‘The need of gathering, classifying and storing documents often results in employee effectiveness drop, meaning additional costs for the employer.’ – warns DocuSafe, secure media storage company.
In opposition to the popular conviction, that all our computer work can be found and retrieved in ‘just one click’ and that electronic means easy and timesaving, let me say this out loud: classifying and putting in order computer material requires effort. If you have worked on a laptop, tablet or desktop computer for about two years, there is a big chance the device will know more about it’s owner than your spouse! Word, photos, video, notes, PDF and Excel files, personal, business, private and shared… There is tons of data you view and then delete or save every week. Quite often things get lost precisely in the moment you are looking for them and must find very quickly (this is when you have looked through every folder, My Computer, all the drives and still the ‘search’ loop has no idea what you’re talking about).
In order to get your life more organized, here are some good tips to keep your hard drive neat: 1. Drop everything into folders 2. Store all files in one place like My Documents. Organize the folders by category and make subfolders, but beware: you don’t need too many of those, you might be obliged to click through them all if you forget a document’s place.

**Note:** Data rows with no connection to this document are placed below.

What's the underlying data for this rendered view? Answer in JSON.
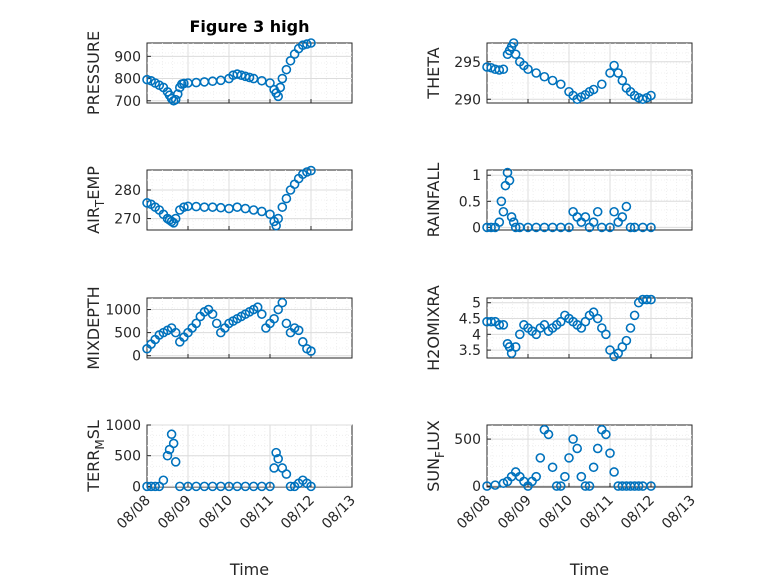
{
  "colors": {
    "marker": "#0072BD",
    "axis": "#262626",
    "grid": "#dcdcdc"
  },
  "chart_data": [
    {
      "type": "scatter",
      "title": "Figure 3 high",
      "ylabel": "PRESSURE",
      "xlabel": "",
      "ylim": [
        690,
        960
      ],
      "yticks": [
        700,
        800,
        900
      ],
      "xlim": [
        0,
        5
      ],
      "xticks": [],
      "grid": true,
      "x": [
        0.0,
        0.1,
        0.2,
        0.3,
        0.4,
        0.5,
        0.55,
        0.6,
        0.65,
        0.7,
        0.75,
        0.8,
        0.85,
        0.9,
        1.0,
        1.2,
        1.4,
        1.6,
        1.8,
        2.0,
        2.1,
        2.2,
        2.3,
        2.4,
        2.5,
        2.6,
        2.8,
        3.0,
        3.1,
        3.15,
        3.2,
        3.25,
        3.3,
        3.4,
        3.5,
        3.6,
        3.7,
        3.8,
        3.9,
        4.0
      ],
      "y": [
        795,
        790,
        780,
        770,
        760,
        740,
        725,
        710,
        700,
        705,
        730,
        760,
        775,
        778,
        780,
        782,
        785,
        788,
        792,
        800,
        815,
        820,
        815,
        810,
        805,
        800,
        790,
        780,
        750,
        735,
        720,
        760,
        800,
        840,
        880,
        910,
        935,
        950,
        955,
        960
      ]
    },
    {
      "type": "scatter",
      "title": "",
      "ylabel": "THETA",
      "xlabel": "",
      "ylim": [
        289.5,
        297.5
      ],
      "yticks": [
        290,
        295
      ],
      "xlim": [
        0,
        5
      ],
      "xticks": [],
      "grid": true,
      "x": [
        0.0,
        0.1,
        0.2,
        0.3,
        0.4,
        0.5,
        0.55,
        0.6,
        0.65,
        0.7,
        0.8,
        0.9,
        1.0,
        1.2,
        1.4,
        1.6,
        1.8,
        2.0,
        2.1,
        2.2,
        2.3,
        2.4,
        2.5,
        2.6,
        2.8,
        3.0,
        3.1,
        3.2,
        3.3,
        3.4,
        3.5,
        3.6,
        3.7,
        3.8,
        3.9,
        4.0
      ],
      "y": [
        294.3,
        294.2,
        294.0,
        293.9,
        294.0,
        296.0,
        296.5,
        297.0,
        297.5,
        296.0,
        295.0,
        294.5,
        294.0,
        293.5,
        293.0,
        292.5,
        292.0,
        291.0,
        290.5,
        290.0,
        290.3,
        290.6,
        291.0,
        291.3,
        292.0,
        293.5,
        294.5,
        293.5,
        292.5,
        291.5,
        291.0,
        290.5,
        290.2,
        290.0,
        290.2,
        290.5
      ]
    },
    {
      "type": "scatter",
      "title": "",
      "ylabel": "AIR_TEMP",
      "xlabel": "",
      "ylim": [
        266,
        287
      ],
      "yticks": [
        270,
        280
      ],
      "xlim": [
        0,
        5
      ],
      "xticks": [],
      "grid": true,
      "x": [
        0.0,
        0.1,
        0.2,
        0.3,
        0.4,
        0.5,
        0.55,
        0.6,
        0.65,
        0.7,
        0.8,
        0.9,
        1.0,
        1.2,
        1.4,
        1.6,
        1.8,
        2.0,
        2.2,
        2.4,
        2.6,
        2.8,
        3.0,
        3.1,
        3.15,
        3.2,
        3.3,
        3.4,
        3.5,
        3.6,
        3.7,
        3.8,
        3.9,
        4.0
      ],
      "y": [
        275.5,
        275.0,
        274.0,
        273.0,
        271.5,
        270.0,
        269.5,
        269.0,
        268.5,
        270.0,
        273.0,
        274.0,
        274.3,
        274.2,
        274.0,
        274.0,
        273.8,
        273.5,
        274.0,
        273.5,
        273.0,
        272.5,
        271.5,
        269.0,
        267.5,
        270.0,
        274.0,
        277.0,
        280.0,
        282.0,
        284.0,
        285.5,
        286.3,
        286.8
      ]
    },
    {
      "type": "scatter",
      "title": "",
      "ylabel": "RAINFALL",
      "xlabel": "",
      "ylim": [
        -0.05,
        1.1
      ],
      "yticks": [
        0,
        0.5,
        1
      ],
      "xlim": [
        0,
        5
      ],
      "xticks": [],
      "grid": true,
      "x": [
        0.0,
        0.1,
        0.2,
        0.3,
        0.35,
        0.4,
        0.45,
        0.5,
        0.55,
        0.6,
        0.65,
        0.7,
        0.8,
        1.0,
        1.2,
        1.4,
        1.6,
        1.8,
        2.0,
        2.1,
        2.2,
        2.3,
        2.4,
        2.5,
        2.6,
        2.7,
        2.8,
        3.0,
        3.1,
        3.2,
        3.3,
        3.4,
        3.5,
        3.6,
        3.8,
        4.0
      ],
      "y": [
        0,
        0,
        0,
        0.1,
        0.5,
        0.3,
        0.8,
        1.05,
        0.9,
        0.2,
        0.1,
        0,
        0,
        0,
        0,
        0,
        0,
        0,
        0,
        0.3,
        0.2,
        0.1,
        0.2,
        0,
        0.1,
        0.3,
        0,
        0,
        0.3,
        0.1,
        0.2,
        0.4,
        0,
        0,
        0,
        0
      ]
    },
    {
      "type": "scatter",
      "title": "",
      "ylabel": "MIXDEPTH",
      "xlabel": "",
      "ylim": [
        -50,
        1250
      ],
      "yticks": [
        0,
        500,
        1000
      ],
      "xlim": [
        0,
        5
      ],
      "xticks": [],
      "grid": true,
      "x": [
        0.0,
        0.1,
        0.2,
        0.3,
        0.4,
        0.5,
        0.6,
        0.7,
        0.8,
        0.9,
        1.0,
        1.1,
        1.2,
        1.3,
        1.4,
        1.5,
        1.6,
        1.7,
        1.8,
        1.9,
        2.0,
        2.1,
        2.2,
        2.3,
        2.4,
        2.5,
        2.6,
        2.7,
        2.8,
        2.9,
        3.0,
        3.1,
        3.2,
        3.3,
        3.4,
        3.5,
        3.6,
        3.7,
        3.8,
        3.9,
        4.0
      ],
      "y": [
        150,
        250,
        350,
        450,
        500,
        550,
        600,
        500,
        300,
        400,
        500,
        600,
        700,
        850,
        950,
        1000,
        900,
        700,
        500,
        600,
        700,
        750,
        800,
        850,
        900,
        950,
        1000,
        1050,
        900,
        600,
        700,
        800,
        1000,
        1150,
        700,
        500,
        600,
        550,
        300,
        150,
        100
      ]
    },
    {
      "type": "scatter",
      "title": "",
      "ylabel": "H2OMIXRA",
      "xlabel": "",
      "ylim": [
        3.25,
        5.15
      ],
      "yticks": [
        3.5,
        4,
        4.5,
        5
      ],
      "xlim": [
        0,
        5
      ],
      "xticks": [],
      "grid": true,
      "x": [
        0.0,
        0.1,
        0.2,
        0.3,
        0.4,
        0.5,
        0.55,
        0.6,
        0.7,
        0.8,
        0.9,
        1.0,
        1.1,
        1.2,
        1.3,
        1.4,
        1.5,
        1.6,
        1.7,
        1.8,
        1.9,
        2.0,
        2.1,
        2.2,
        2.3,
        2.4,
        2.5,
        2.6,
        2.7,
        2.8,
        2.9,
        3.0,
        3.1,
        3.2,
        3.3,
        3.4,
        3.5,
        3.6,
        3.7,
        3.8,
        3.9,
        4.0
      ],
      "y": [
        4.4,
        4.4,
        4.4,
        4.3,
        4.3,
        3.7,
        3.6,
        3.4,
        3.6,
        4.0,
        4.3,
        4.2,
        4.1,
        4.0,
        4.2,
        4.3,
        4.1,
        4.2,
        4.3,
        4.4,
        4.6,
        4.5,
        4.4,
        4.3,
        4.2,
        4.4,
        4.6,
        4.7,
        4.5,
        4.2,
        4.0,
        3.5,
        3.3,
        3.4,
        3.6,
        3.8,
        4.2,
        4.6,
        5.0,
        5.1,
        5.1,
        5.1
      ]
    },
    {
      "type": "scatter",
      "title": "",
      "ylabel": "TERR_MSL",
      "xlabel": "Time",
      "ylim": [
        -10,
        1000
      ],
      "yticks": [
        0,
        500,
        1000
      ],
      "xlim": [
        0,
        5
      ],
      "xticks": [
        "08/08",
        "08/09",
        "08/10",
        "08/11",
        "08/12",
        "08/13"
      ],
      "grid": true,
      "x": [
        0.0,
        0.1,
        0.2,
        0.3,
        0.4,
        0.5,
        0.55,
        0.6,
        0.65,
        0.7,
        0.8,
        1.0,
        1.2,
        1.4,
        1.6,
        1.8,
        2.0,
        2.2,
        2.4,
        2.6,
        2.8,
        3.0,
        3.1,
        3.15,
        3.2,
        3.3,
        3.4,
        3.5,
        3.6,
        3.7,
        3.8,
        3.9,
        4.0
      ],
      "y": [
        0,
        0,
        0,
        0,
        100,
        500,
        600,
        850,
        700,
        400,
        0,
        0,
        0,
        0,
        0,
        0,
        0,
        0,
        0,
        0,
        0,
        0,
        300,
        550,
        450,
        300,
        200,
        0,
        0,
        50,
        100,
        50,
        0
      ]
    },
    {
      "type": "scatter",
      "title": "",
      "ylabel": "SUN_FLUX",
      "xlabel": "Time",
      "ylim": [
        -10,
        650
      ],
      "yticks": [
        0,
        500
      ],
      "xlim": [
        0,
        5
      ],
      "xticks": [
        "08/08",
        "08/09",
        "08/10",
        "08/11",
        "08/12",
        "08/13"
      ],
      "grid": true,
      "x": [
        0.0,
        0.2,
        0.4,
        0.5,
        0.6,
        0.7,
        0.8,
        0.9,
        1.0,
        1.1,
        1.2,
        1.3,
        1.4,
        1.5,
        1.6,
        1.7,
        1.8,
        1.9,
        2.0,
        2.1,
        2.2,
        2.3,
        2.4,
        2.5,
        2.6,
        2.7,
        2.8,
        2.9,
        3.0,
        3.1,
        3.2,
        3.3,
        3.4,
        3.5,
        3.6,
        3.7,
        3.8,
        4.0
      ],
      "y": [
        0,
        10,
        30,
        50,
        100,
        150,
        100,
        50,
        0,
        50,
        100,
        300,
        600,
        550,
        200,
        0,
        0,
        100,
        300,
        500,
        400,
        100,
        0,
        0,
        200,
        400,
        600,
        550,
        350,
        150,
        0,
        0,
        0,
        0,
        0,
        0,
        0,
        0
      ]
    }
  ]
}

Moreover, you do not keep all of these files on the computer itself – there are situations when you use the cloud, memory cards or pen-drives. For example when sharing a big presentation containing video and being too big to be send via mail. Or you can choose other storage methods:
You can use a cloud to stock pictures or notes, for example when your PC is old and has no space on the drive. In this case, some cloud systems are more efficient than others. As Terrance Gaines explains on LinkedIn – clouds can be divided into cloud storage and cloud synchronization tools. The first are servers keeping all our information in one sole location in the sky, while others like Dropbox, Google Drive and One Drive are classified as content synchronization. This means they copy your files to every used device and then inevitably clutter your memory storage.
On line app: Docady, its users can import documents from popular cloud storage services and scan their documents manually into the application. Docady separates documents into major categories like: financial and medical information and supports everything from driver’s licenses and birth certificates to apartment lease agreements, employment contracts and much more. Users can import content from Dropbox, Evernote, Gmail, Google Drive, Yahoo and OneDrive. Also allows to discover important documents which may be ‘lost’ in their email or cloud storage boxes.
Off line app: DBE (Decision Based Education) Useful, when you store most of your data in Power Point slides. Drag and drop these slides into the system in the easiest way with DBE, then make non-linear presentations out of them. The app has a library with photos and videos, to be easily embedded in each slide. This way you can group and store all your content, no matter the type of file or its size.